R3 Q2 Shouldn’t there also be a direct link between client C (e.g. hospital labeling the images) and the noisy label Y_tilde as changing C will have a direct effect on the noisy label assigned by C’s diagnosis? A: In this paper, we consider the mislabeling of an image occurs regardless of the client assignment. Thus the noisy label effect is only given by C->X->Y_tilde. However, if the noisy labels are caused by different labeling protocols or diagnoses among clients, then there will exist a direct effect from C to Y_tilde. We will delve into this setting in our future work.

R3 Q3 It is not clear why equation 1 doesn’t include P(Y_tilde X). P(c M) is also counter-intuitive to the direction of the causality between C and M. A: We omit the X in P(Y_tilde M, X, c) as the effect on the image X caused by annotators cannot be directly alleviated by causal intervention. P(c M) is derived from the total probability.

R3 Q4 What is the specific advantage of extending the mixing across different images from the same local batch (M_c_hat_1 and M_c_hat_2)? A: We found that sampling from the whole dataset is more time and storage-consuming, and the performance of mixing across different images from the same local batch is comparable to sampling from the whole dataset.
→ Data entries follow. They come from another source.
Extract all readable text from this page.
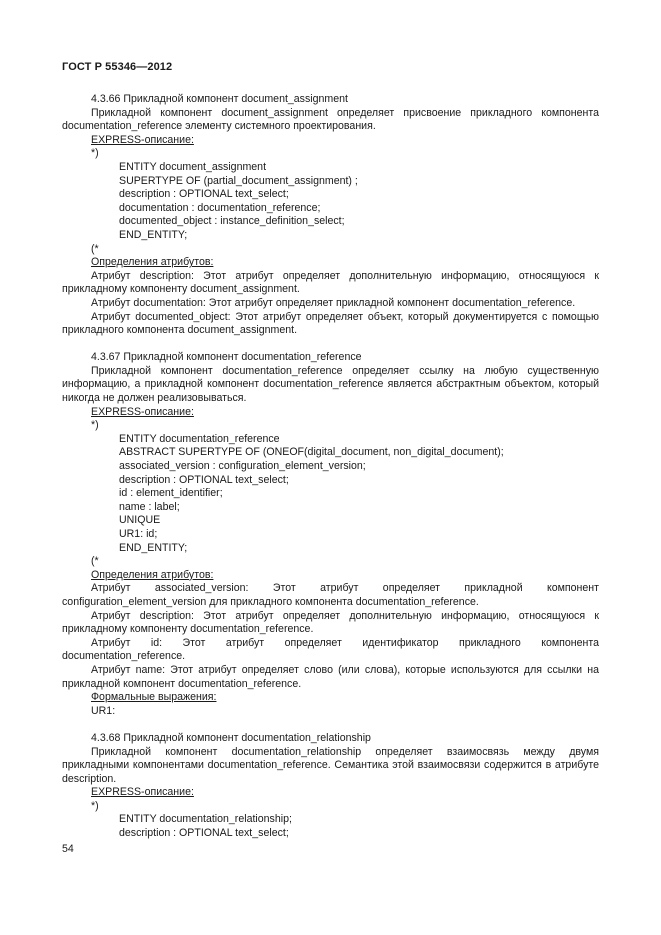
ГОСТ Р 55346—2012

4.3.66 Прикладной компонент document_assignment

Прикладной компонент document_assignment определяет присвоение прикладного компонента documentation_reference элементу системного проектирования.

EXPRESS-описание:

*)

ENTITY document_assignment

SUPERTYPE OF (partial_document_assignment) ;

description : OPTIONAL text_select;

documentation : documentation_reference;

documented_object : instance_definition_select;

END_ENTITY;

(*

Определения атрибутов:

Атрибут description: Этот атрибут определяет дополнительную информацию, относящуюся к прикладному компоненту document_assignment.

Атрибут documentation: Этот атрибут определяет прикладной компонент documentation_reference.

Атрибут documented_object: Этот атрибут определяет объект, который документируется с помощью прикладного компонента document_assignment.

4.3.67 Прикладной компонент documentation_reference

Прикладной компонент documentation_reference определяет ссылку на любую существенную информацию, а прикладной компонент documentation_reference является абстрактным объектом, который никогда не должен реализовываться.

EXPRESS-описание:

*)

ENTITY documentation_reference

ABSTRACT SUPERTYPE OF (ONEOF(digital_document, non_digital_document);

associated_version : configuration_element_version;

description : OPTIONAL text_select;

id : element_identifier;

name : label;

UNIQUE

UR1: id;

END_ENTITY;

(*

Определения атрибутов:

Атрибут associated_version: Этот атрибут определяет прикладной компонент configuration_element_version для прикладного компонента documentation_reference.

Атрибут description: Этот атрибут определяет дополнительную информацию, относящуюся к прикладному компоненту documentation_reference.

Атрибут id: Этот атрибут определяет идентификатор прикладного компонента documentation_reference.

Атрибут name: Этот атрибут определяет слово (или слова), которые используются для ссылки на прикладной компонент documentation_reference.

Формальные выражения:

UR1:

4.3.68 Прикладной компонент documentation_relationship

Прикладной компонент documentation_relationship определяет взаимосвязь между двумя прикладными компонентами documentation_reference. Семантика этой взаимосвязи содержится в атрибуте description.

EXPRESS-описание:

*)

ENTITY documentation_relationship;

description : OPTIONAL text_select;

54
R3 Q5 All clients are used for the initial training, the learned global model may still be biased by local clients’ feature distributions. How will this impact to unseen clients? A: Considering the global model may be biased by local feature distributions, we conduct intervention and interaction from the first communication round. Therefore, with the increase of communication rounds and the proposed strategies, the negative impact on unseen clients will be gradually suppressed.